The combination therapy, Lilly says, can be used to treat patients 12 years of age and older who do not require supplemental oxygen for COVID-19 and who are at increased risk of progressing to severe COVID-19.
“Bamlanivimab and etesevimab have played an important role in the fight against COVID-19, helping hundreds of thousands of patients globally,” Alfonso Zulueta, president of Lilly International, said in a news release. “Lilly is pleased to have reached this agreement with the European Commission which opens the door for many European countries to access this life-saving treatment option for patients with COVID-19.”
The combination therapy received an Emergency Use Authorization from the U.S. Food and Drug Administration in February. The following month, the European Medicines Agency’s Commitee for Medicinal Products for Human Use issued a scientific opinion supporting the use of the therapies as a treatment for COVID.

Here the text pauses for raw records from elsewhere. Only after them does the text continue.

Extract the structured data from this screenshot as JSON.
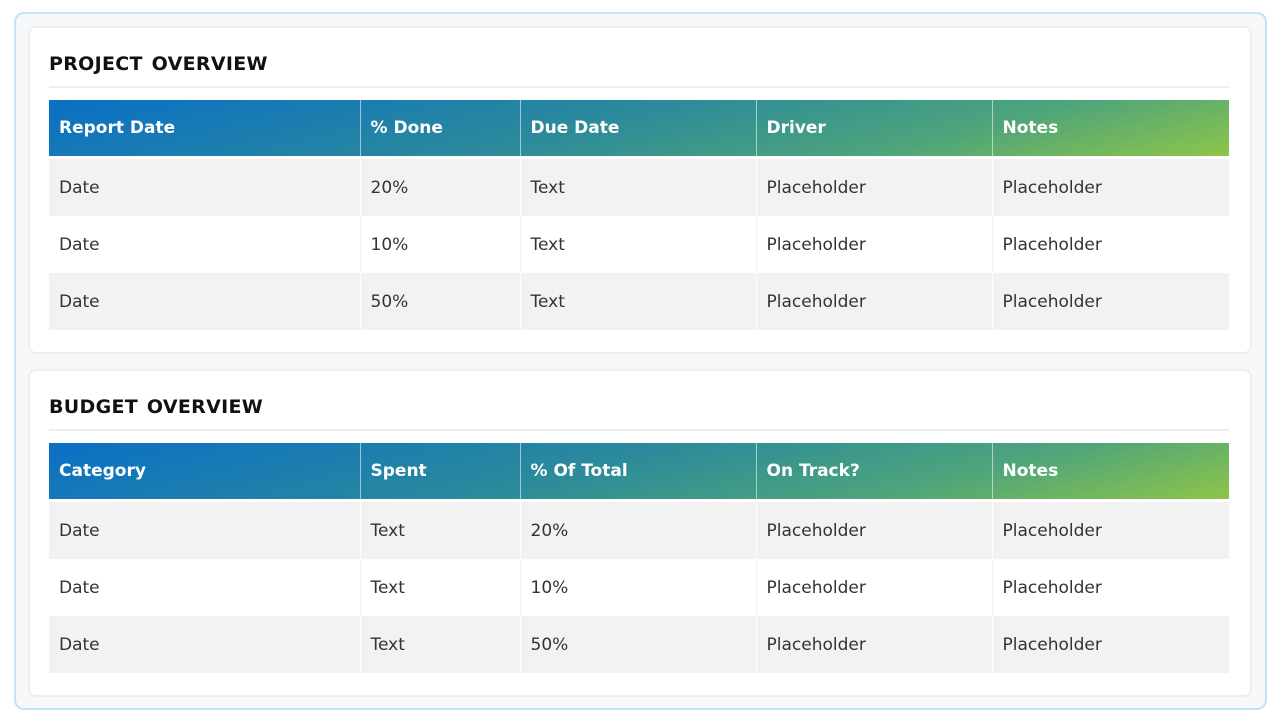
{
  "project": {
    "title": "PROJECT OVERVIEW",
    "headers": [
      "Report Date",
      "% Done",
      "Due Date",
      "Driver",
      "Notes"
    ],
    "rows": [
      [
        "Date",
        "20%",
        "Text",
        "Placeholder",
        "Placeholder"
      ],
      [
        "Date",
        "10%",
        "Text",
        "Placeholder",
        "Placeholder"
      ],
      [
        "Date",
        "50%",
        "Text",
        "Placeholder",
        "Placeholder"
      ]
    ]
  },
  "budget": {
    "title": "BUDGET OVERVIEW",
    "headers": [
      "Category",
      "Spent",
      "% Of Total",
      "On Track?",
      "Notes"
    ],
    "rows": [
      [
        "Date",
        "Text",
        "20%",
        "Placeholder",
        "Placeholder"
      ],
      [
        "Date",
        "Text",
        "10%",
        "Placeholder",
        "Placeholder"
      ],
      [
        "Date",
        "Text",
        "50%",
        "Placeholder",
        "Placeholder"
      ]
    ]
  },
  "colors": {
    "header_gradient": [
      "#0a6fc6",
      "#2b8a9b",
      "#4fa57a",
      "#8ec549"
    ],
    "row_shade": "#f2f2f2",
    "frame_border": "#bfe6f2"
  }
}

Lilly says a number of European countries have previously ordered the combination therapy in the first half of the year and still have inventory on hand. The new agreement provides access to additional doses, if needed.
The agreement comes less than a week after Lilly announced the U.S. government had purchased 388,000 additional doses of etesevimab, to be used in conjunction with bamlanivimab. Late last month, Lilly said it had resumed shipments of the therapies after pausing them to determined their efficacy against the Delta variant of COVID-19.